Scritti Politti: February 20, 2009

If you've spent any time in the Federal bureaucracy - or just a half-hour in the basement of the General Services Administration building - you know: it's not always the most soul nurturing place! Like it or not, there's something about our government's intra-agency Byzantium that tends to beat all of the personality out of its denizens. It's just tough to be a free spirit. That's why I love this set of instructions, that comes via email to anyone who wishes to use the Federal Register listserv, that Ana Marie Cox posted today. It's withering, it's metaphoric...it just has a real live pulse of humanity.

An excerpt:

To send a message to all the people currently subscribed to the list, just send mail to FEDREGTOC-L@LISTSERV.ACCESS.GPO.GOV. This is called "sending mail to the list," because you send mail to a single address and LISTSERV makes copies for all the people who have subscribed. This address (FEDREGTOC-L@LISTSERV.ACCESS.GPO.GOV) is also called the "list address." You must never try to send any command to that address, as it would be distributed to all the people who have subscribed....It is very important to understand the difference between the two, but fortunately it is not complicated.

The LISTSERV address is like a FAX number that connects you to a machine, whereas the list address is like a normal voice line connecting you to a person. If you make a mistake and dial the FAX number when you wanted to talk to someone on the phone, you will quickly realize that you used the wrong number and call again. No harm will have been done. If on the other hand you accidentally make your FAX call someone's voice line, the person receiving the call will be inconvenienced, especially if your FAX then re-dials every 5 minutes. The fact that most people will eventually connect the FAX machine to the voice line to allow the FAX to go through and make the calls stop does not mean that you should continue to send FAXes to the voice number. People would just get mad at you.

Whoever wrote this, YOU ARE A NATIONAL TREASURE. Please, do not change.

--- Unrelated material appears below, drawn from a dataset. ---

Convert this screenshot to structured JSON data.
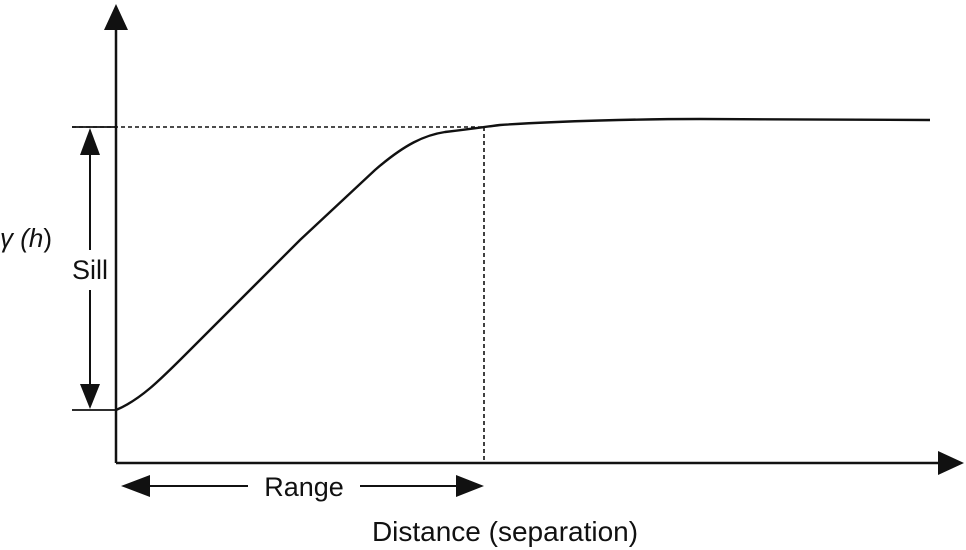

Remember To Define Your Terms: A Talking Points Memo reader offers an important reminder: "Please stop using the highly inaccurate term "nationalization" which connotes permanent government takeover of the banks. The correct term is receivership, which is by definition temporary and a routine staple of our capitalist economy and banking regulatory system."

No Chutes For You: Governors Perry, Barbour, Jindal, Sanford, Palin, and Otter may turn down bailout money for their states. Are they idiots? Or heroes? Ryan Avent suggests that they're finally refusing the teat on which their states have long suckled:

A look at net federal tax burdens by state reveals that with the exception of Texas (which more or less gets a dollar back for each one it sends to Washington), these states typically have no problem accepting government largesse. Idaho gets $1.19 back for each one it pays out. South Carolina receives $1.35. Alaska gets $1.83. Lousiana receives $1.85. And Mississippi doubles its money, receiving $2.02 from the federal government for each dollar in federal taxes it pays out.

So perhaps we should thank these governors. They're doing their part to help spread the wealth around, so to speak.

Let's Face It: You know, in their defense, that Worcester's buttonquail sure looks delicious.

Humor, By Degrees Of Separation: So, it would appear that Oscar ceremony host Hugh Jackman has been "brainstorming" jokes with Ricky Gervais. That's good news, I suppose. But maybe next year, we can, say, cut out the middleman?

Wag Of The Finger!: I've been known to speculate that politicians get up to their worst behavior when they know The Daily Show and The Colbert Report are in reruns, so that they are spared the mockery. Obviously, it's not something I can back up, it's just fun to speculate. Nevertheless, it is quite clear that all of this week's monkey misbehavior was timed to coincide with Colbert's absence, because otherwise, this would have been the best "Monkey On The Lam" week ever. How can Colbert ever go on vacation in good conscience again, knowing that the simian takeover could come at any time?